‘Le statut phonologique des semi-consonnes’


 

Cet article est la critique, un exercice un peu ingrat, d’un cours d’université.

On y découvre ce qui se fait probablement de mieux à propos des semi-consonnes, si tant est qu’on se cantonne à la méthode classique des paires minimales – qui ne rechigne apparemment pas à  employer des mots “exotiques” tels que cacahuète – et à l’approche phonétique, qui revient à se poser ce genre de questions : quels sons entends-je dans ce mot, quels sons le locuteur est-il en train de prononcer, etc.

Tout cela est évidement aux antipodes de la méthode structurale, qui doit envisager la phonétique comme une pure description, absolument pas une analyse.

Le cours conclue mollement à la non-phonémicité de ces semi-machins, sauf peut-être exceptions. Mais les bonnes questions sont-elles posées ? Notamment si des sons sont (pardon) ou ne sont pas comptés comme phonèmes, le nombre total de phonèmes dans un morphème doit changer, chose non étudiée.
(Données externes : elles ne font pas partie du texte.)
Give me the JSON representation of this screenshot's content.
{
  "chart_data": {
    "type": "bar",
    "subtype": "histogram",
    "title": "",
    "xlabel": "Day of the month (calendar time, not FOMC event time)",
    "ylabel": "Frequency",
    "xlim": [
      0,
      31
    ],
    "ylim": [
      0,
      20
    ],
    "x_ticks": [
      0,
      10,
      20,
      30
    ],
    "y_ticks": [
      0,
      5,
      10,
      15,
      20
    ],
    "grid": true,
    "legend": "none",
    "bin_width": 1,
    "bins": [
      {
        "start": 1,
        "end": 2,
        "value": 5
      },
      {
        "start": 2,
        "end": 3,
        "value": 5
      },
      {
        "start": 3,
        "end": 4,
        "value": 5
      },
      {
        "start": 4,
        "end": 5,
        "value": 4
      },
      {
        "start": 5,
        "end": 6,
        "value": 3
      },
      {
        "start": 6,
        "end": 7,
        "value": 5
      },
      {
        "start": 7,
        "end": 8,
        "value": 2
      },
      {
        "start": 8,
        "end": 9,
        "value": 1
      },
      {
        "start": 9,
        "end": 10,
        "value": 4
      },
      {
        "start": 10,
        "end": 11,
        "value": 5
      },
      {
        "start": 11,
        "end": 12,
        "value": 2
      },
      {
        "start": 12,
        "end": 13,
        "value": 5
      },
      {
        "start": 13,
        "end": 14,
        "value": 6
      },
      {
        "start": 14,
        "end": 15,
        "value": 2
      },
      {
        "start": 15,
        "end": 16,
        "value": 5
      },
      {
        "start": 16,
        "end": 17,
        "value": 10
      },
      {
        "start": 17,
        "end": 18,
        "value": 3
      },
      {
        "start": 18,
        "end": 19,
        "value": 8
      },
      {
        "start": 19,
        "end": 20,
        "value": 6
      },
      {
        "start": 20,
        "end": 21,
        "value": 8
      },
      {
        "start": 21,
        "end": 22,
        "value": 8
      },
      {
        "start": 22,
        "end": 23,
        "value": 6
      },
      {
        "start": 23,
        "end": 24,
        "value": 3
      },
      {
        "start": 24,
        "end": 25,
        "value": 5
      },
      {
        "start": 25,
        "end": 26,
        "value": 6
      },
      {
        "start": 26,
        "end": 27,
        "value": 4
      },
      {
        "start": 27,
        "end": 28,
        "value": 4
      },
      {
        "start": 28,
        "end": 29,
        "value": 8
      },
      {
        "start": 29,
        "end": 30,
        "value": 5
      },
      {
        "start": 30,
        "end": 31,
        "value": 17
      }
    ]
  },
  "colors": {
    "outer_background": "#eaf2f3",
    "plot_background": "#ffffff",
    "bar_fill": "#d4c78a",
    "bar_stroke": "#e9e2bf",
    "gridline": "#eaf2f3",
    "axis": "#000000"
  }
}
Les lecteurs qui veulent apprendre quelque chose de nouveau à propos de la caractérisation des phonèmes en général, y compris les sons complexes comme les consonnes complexes ou les voyelles complexes auront intérêt à se reporter directement à mon nouvel article “la détermination des phonèmes d’une langue” ( écrit deux ans plus tard que celui-ci).

 

Tel est donc le titre d’un cours publié sur internet par André Thibault, qu’on peut récupérer dans un fichier normalement situé ici :

http://andre.thibault.pagesperso-orange.fr/PhonologieSemaine10.pdf

Le document porte en en-tête la mention : “Phonologie, Master LFA, semaine 10” et en fouillant dans ses propriétés on peut vérifier qu’il a été créé et/ou modifié la dernière fois le 15 décembre 2009 (merci de me signaler toute nouvelle version dans les commentaires).

Il est clair que ce cours est destiné aux élèves du professeur en question et on pourrait se demander de quel droit ou en quelle qualité je me permets de le critiquer. Toutefois le fait même de l’avoir publié sur internet, sur une adresse qui n’est pas secrète (pas de mot de passe demandé, page très bien référencée) est une invitation à la visite, au téléchargement, et on peut dès lors considérer que ce document est public.
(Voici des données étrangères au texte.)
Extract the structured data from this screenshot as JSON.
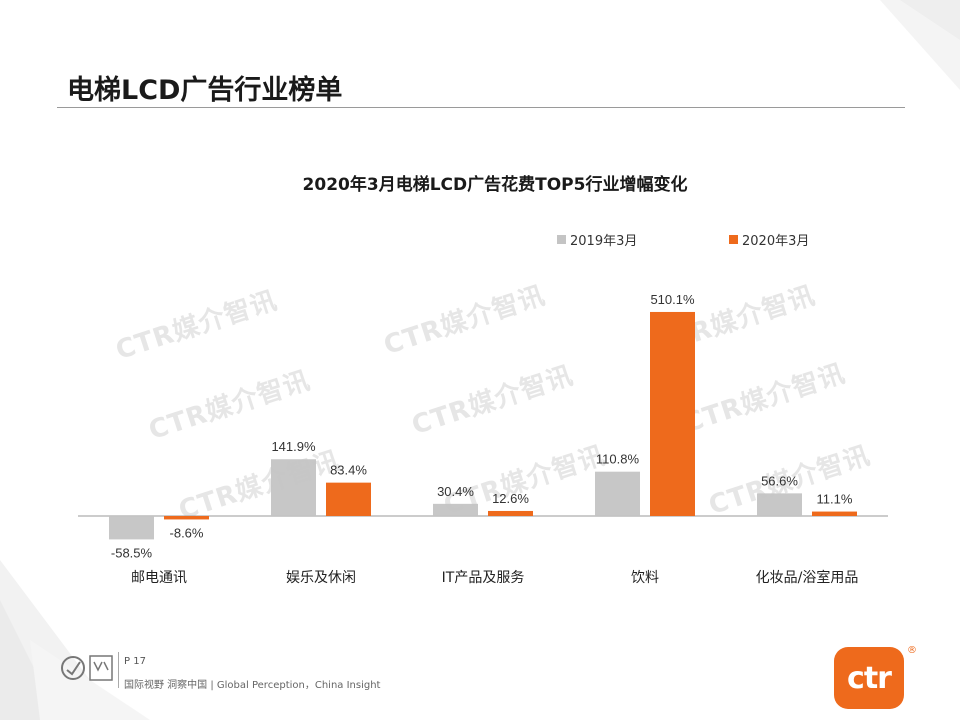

J’avais déjà visité certains des cours d’André Thibault il y a quelques années (probablement avant 2009) mais des discussions au mois de juillet 2012 sur un forum ayant pour sujet les diphtongues en français (http://www.languefrancaise.net/forum/viewtopic.php?id=2134&p=1) ont attiré mon attention sur ces documents, visiblement nouveaux ou nouvellement mis à jour comme le confirme la date citée plus haut.

Le but immédiat du présent commentaire est de donner une lecture critique de la méthode et des conclusions du document en question, critique ne voulant pas dire bien sûr que tout sera “critiqué”, mais pas non plus naturellement que tout sera forcément validé. Le but du présent travail n’est donc pas de critiquer pour le plaisir de porter la contradiction, mais faut-il le rappeler, de faire avancer la question des diphtongues en particulier, et la méthode phonologique en général. (Je ne peux pas redonner tout le cours, pour suivre, il faut avoir le document en main)

Introduction

L’introduction du Pr. Thibault est assez lapidaire, il attaque le sujet par l’affirmation que le “français connait trois sons considérés comme appartenant à une catégorie intermédiaire entre consonnes et voyelles.”
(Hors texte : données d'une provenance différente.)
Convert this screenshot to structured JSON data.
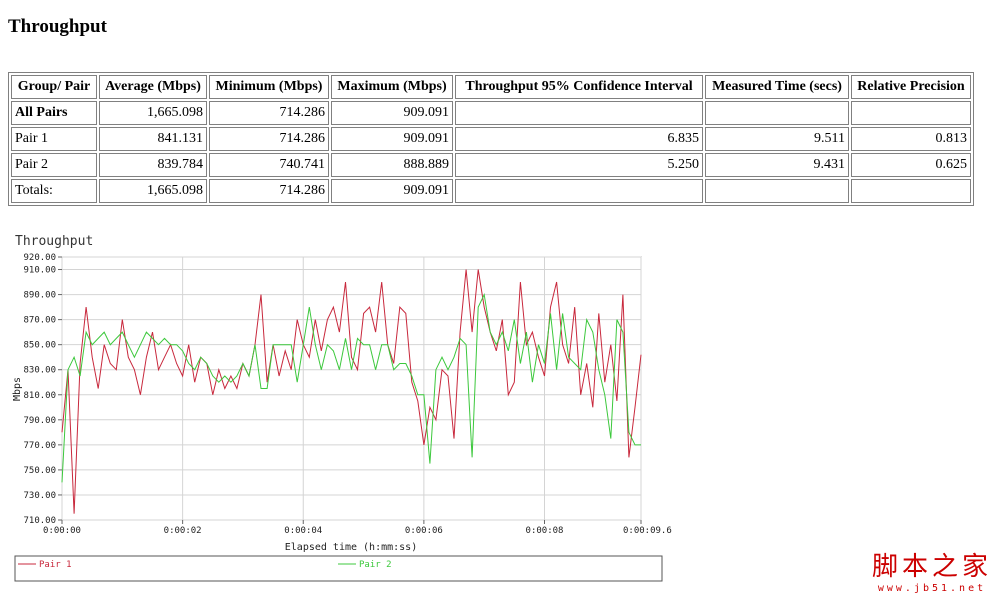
{
  "page": {
    "title": "Throughput"
  },
  "table": {
    "headers": [
      "Group/ Pair",
      "Average (Mbps)",
      "Minimum (Mbps)",
      "Maximum (Mbps)",
      "Throughput 95% Confidence Interval",
      "Measured Time (secs)",
      "Relative Precision"
    ],
    "rows": [
      [
        "All Pairs",
        "1,665.098",
        "714.286",
        "909.091",
        "",
        "",
        ""
      ],
      [
        "Pair 1",
        "841.131",
        "714.286",
        "909.091",
        "6.835",
        "9.511",
        "0.813"
      ],
      [
        "Pair 2",
        "839.784",
        "740.741",
        "888.889",
        "5.250",
        "9.431",
        "0.625"
      ],
      [
        "Totals:",
        "1,665.098",
        "714.286",
        "909.091",
        "",
        "",
        ""
      ]
    ]
  },
  "chart_data": {
    "type": "line",
    "title": "Throughput",
    "xlabel": "Elapsed time (h:mm:ss)",
    "ylabel": "Mbps",
    "xlim": [
      0,
      9.6
    ],
    "ylim": [
      710,
      920
    ],
    "x_ticks": [
      {
        "value": 0,
        "label": "0:00:00"
      },
      {
        "value": 2,
        "label": "0:00:02"
      },
      {
        "value": 4,
        "label": "0:00:04"
      },
      {
        "value": 6,
        "label": "0:00:06"
      },
      {
        "value": 8,
        "label": "0:00:08"
      },
      {
        "value": 9.6,
        "label": "0:00:09.6"
      }
    ],
    "y_ticks": [
      {
        "value": 710,
        "label": "710.00"
      },
      {
        "value": 730,
        "label": "730.00"
      },
      {
        "value": 750,
        "label": "750.00"
      },
      {
        "value": 770,
        "label": "770.00"
      },
      {
        "value": 790,
        "label": "790.00"
      },
      {
        "value": 810,
        "label": "810.00"
      },
      {
        "value": 830,
        "label": "830.00"
      },
      {
        "value": 850,
        "label": "850.00"
      },
      {
        "value": 870,
        "label": "870.00"
      },
      {
        "value": 890,
        "label": "890.00"
      },
      {
        "value": 910,
        "label": "910.00"
      },
      {
        "value": 920,
        "label": "920.00"
      }
    ],
    "grid": true,
    "legend_position": "bottom",
    "series": [
      {
        "name": "Pair 1",
        "color": "#c8283c",
        "points": [
          [
            0,
            780
          ],
          [
            0.1,
            830
          ],
          [
            0.2,
            715
          ],
          [
            0.3,
            835
          ],
          [
            0.4,
            880
          ],
          [
            0.5,
            840
          ],
          [
            0.6,
            815
          ],
          [
            0.7,
            850
          ],
          [
            0.8,
            835
          ],
          [
            0.9,
            830
          ],
          [
            1.0,
            870
          ],
          [
            1.1,
            840
          ],
          [
            1.2,
            830
          ],
          [
            1.3,
            810
          ],
          [
            1.4,
            840
          ],
          [
            1.5,
            860
          ],
          [
            1.6,
            830
          ],
          [
            1.7,
            840
          ],
          [
            1.8,
            850
          ],
          [
            1.9,
            835
          ],
          [
            2.0,
            825
          ],
          [
            2.1,
            850
          ],
          [
            2.2,
            820
          ],
          [
            2.3,
            840
          ],
          [
            2.4,
            835
          ],
          [
            2.5,
            810
          ],
          [
            2.6,
            830
          ],
          [
            2.7,
            815
          ],
          [
            2.8,
            825
          ],
          [
            2.9,
            815
          ],
          [
            3.0,
            835
          ],
          [
            3.1,
            825
          ],
          [
            3.2,
            850
          ],
          [
            3.3,
            890
          ],
          [
            3.4,
            820
          ],
          [
            3.5,
            850
          ],
          [
            3.6,
            825
          ],
          [
            3.7,
            845
          ],
          [
            3.8,
            830
          ],
          [
            3.9,
            870
          ],
          [
            4.0,
            850
          ],
          [
            4.1,
            840
          ],
          [
            4.2,
            870
          ],
          [
            4.3,
            845
          ],
          [
            4.4,
            870
          ],
          [
            4.5,
            880
          ],
          [
            4.6,
            860
          ],
          [
            4.7,
            900
          ],
          [
            4.8,
            840
          ],
          [
            4.9,
            830
          ],
          [
            5.0,
            875
          ],
          [
            5.1,
            880
          ],
          [
            5.2,
            860
          ],
          [
            5.3,
            900
          ],
          [
            5.4,
            850
          ],
          [
            5.5,
            835
          ],
          [
            5.6,
            880
          ],
          [
            5.7,
            875
          ],
          [
            5.8,
            820
          ],
          [
            5.9,
            805
          ],
          [
            6.0,
            770
          ],
          [
            6.1,
            800
          ],
          [
            6.2,
            790
          ],
          [
            6.3,
            830
          ],
          [
            6.4,
            825
          ],
          [
            6.5,
            775
          ],
          [
            6.6,
            860
          ],
          [
            6.7,
            910
          ],
          [
            6.8,
            860
          ],
          [
            6.9,
            910
          ],
          [
            7.0,
            880
          ],
          [
            7.1,
            860
          ],
          [
            7.2,
            845
          ],
          [
            7.3,
            870
          ],
          [
            7.4,
            810
          ],
          [
            7.5,
            820
          ],
          [
            7.6,
            900
          ],
          [
            7.7,
            850
          ],
          [
            7.8,
            860
          ],
          [
            7.9,
            840
          ],
          [
            8.0,
            825
          ],
          [
            8.1,
            880
          ],
          [
            8.2,
            900
          ],
          [
            8.3,
            850
          ],
          [
            8.4,
            835
          ],
          [
            8.5,
            880
          ],
          [
            8.6,
            810
          ],
          [
            8.7,
            835
          ],
          [
            8.8,
            800
          ],
          [
            8.9,
            875
          ],
          [
            9.0,
            820
          ],
          [
            9.1,
            850
          ],
          [
            9.2,
            805
          ],
          [
            9.3,
            890
          ],
          [
            9.4,
            760
          ],
          [
            9.5,
            800
          ],
          [
            9.6,
            842
          ]
        ]
      },
      {
        "name": "Pair 2",
        "color": "#3cc83c",
        "points": [
          [
            0,
            740
          ],
          [
            0.1,
            830
          ],
          [
            0.2,
            840
          ],
          [
            0.3,
            825
          ],
          [
            0.4,
            860
          ],
          [
            0.5,
            850
          ],
          [
            0.6,
            855
          ],
          [
            0.7,
            860
          ],
          [
            0.8,
            850
          ],
          [
            0.9,
            855
          ],
          [
            1.0,
            860
          ],
          [
            1.1,
            850
          ],
          [
            1.2,
            840
          ],
          [
            1.3,
            850
          ],
          [
            1.4,
            860
          ],
          [
            1.5,
            855
          ],
          [
            1.6,
            850
          ],
          [
            1.7,
            855
          ],
          [
            1.8,
            850
          ],
          [
            1.9,
            850
          ],
          [
            2.0,
            845
          ],
          [
            2.1,
            835
          ],
          [
            2.2,
            830
          ],
          [
            2.3,
            840
          ],
          [
            2.4,
            835
          ],
          [
            2.5,
            825
          ],
          [
            2.6,
            820
          ],
          [
            2.7,
            825
          ],
          [
            2.8,
            820
          ],
          [
            2.9,
            825
          ],
          [
            3.0,
            835
          ],
          [
            3.1,
            825
          ],
          [
            3.2,
            850
          ],
          [
            3.3,
            815
          ],
          [
            3.4,
            815
          ],
          [
            3.5,
            850
          ],
          [
            3.6,
            850
          ],
          [
            3.7,
            850
          ],
          [
            3.8,
            850
          ],
          [
            3.9,
            820
          ],
          [
            4.0,
            850
          ],
          [
            4.1,
            880
          ],
          [
            4.2,
            850
          ],
          [
            4.3,
            830
          ],
          [
            4.4,
            850
          ],
          [
            4.5,
            845
          ],
          [
            4.6,
            830
          ],
          [
            4.7,
            855
          ],
          [
            4.8,
            830
          ],
          [
            4.9,
            855
          ],
          [
            5.0,
            850
          ],
          [
            5.1,
            850
          ],
          [
            5.2,
            830
          ],
          [
            5.3,
            850
          ],
          [
            5.4,
            850
          ],
          [
            5.5,
            830
          ],
          [
            5.6,
            835
          ],
          [
            5.7,
            835
          ],
          [
            5.8,
            825
          ],
          [
            5.9,
            810
          ],
          [
            6.0,
            810
          ],
          [
            6.1,
            755
          ],
          [
            6.2,
            830
          ],
          [
            6.3,
            840
          ],
          [
            6.4,
            830
          ],
          [
            6.5,
            840
          ],
          [
            6.6,
            855
          ],
          [
            6.7,
            850
          ],
          [
            6.8,
            760
          ],
          [
            6.9,
            880
          ],
          [
            7.0,
            890
          ],
          [
            7.1,
            860
          ],
          [
            7.2,
            850
          ],
          [
            7.3,
            860
          ],
          [
            7.4,
            845
          ],
          [
            7.5,
            870
          ],
          [
            7.6,
            835
          ],
          [
            7.7,
            860
          ],
          [
            7.8,
            820
          ],
          [
            7.9,
            850
          ],
          [
            8.0,
            835
          ],
          [
            8.1,
            875
          ],
          [
            8.2,
            830
          ],
          [
            8.3,
            875
          ],
          [
            8.4,
            840
          ],
          [
            8.5,
            835
          ],
          [
            8.6,
            830
          ],
          [
            8.7,
            870
          ],
          [
            8.8,
            860
          ],
          [
            8.9,
            830
          ],
          [
            9.0,
            810
          ],
          [
            9.1,
            775
          ],
          [
            9.2,
            870
          ],
          [
            9.3,
            860
          ],
          [
            9.4,
            780
          ],
          [
            9.5,
            770
          ],
          [
            9.6,
            770
          ]
        ]
      }
    ]
  },
  "watermark": {
    "text": "脚本之家",
    "url": "www.jb51.net"
  }
}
On est obligé de remarquer que cette phrase élégante ressemble tout de même à un tour de passe-passe, une façon d’éviter, dès le début, la question de l’origine de la notion, de savoir qui l’a créée et dans quel cadre scientifique.

La deuxième phrase révèle en quelque sorte une partie de ce que n’a pas voulu dire la première, que les expressions “semi-consonnes ou semi-voyelles ou glide” sont en fait utilisée par des “phonéticiens”. Ici on aurait pu trouver le terme “linguiste” mais l’idée que ce sont en fait des phonéticiens semble donner le cadre scientifique manquant auquel j’ai fait allusion : la phonétique.

S’ensuit quelques précisions techniques qui font référence à la syllabe (une notion plutôt phonétique elle aussi) et à son cœur puis une vague allusion au fait que chacune des semi-consonnes a en fait une voyelle “correspondante” (correspondance peut-être détaillée ailleurs dans le cours ? mais cela est précisé plus tard).

Immédiatement ensuite, l’auteur pose la question qui fait l’objet de ce chapitre : “s’agit-il de phonèmes indépendants, ou de variantes combinatoires d’un autre phonème? ” et l’introduction se termine, pour laisser la place à un décorticage en profondeur des interactions phonétiques des entités étudiées.

Pas d’indication sur l’émergence de la notion de semi-consonne donc, pas de date, pas de source. On ne sait pas si cette catégorie est apparue en même temps que les autres, les voyelles et les consonnes, ou bien si elle a été rajoutée après, auquel cas comment cela a été justifié. S’il y a une seule école ou plusieurs à ce sujet. On ne sait pas non plus qui l’a validée, donc si tout le monde l’utilise, ou si quelqu’un déjà l’a critiquée ?  Le français “connait” des semi-consonnes, mais on ne saura pas non plus, à ce stade en tout cas, si d’autres langues les connaissent aussi ?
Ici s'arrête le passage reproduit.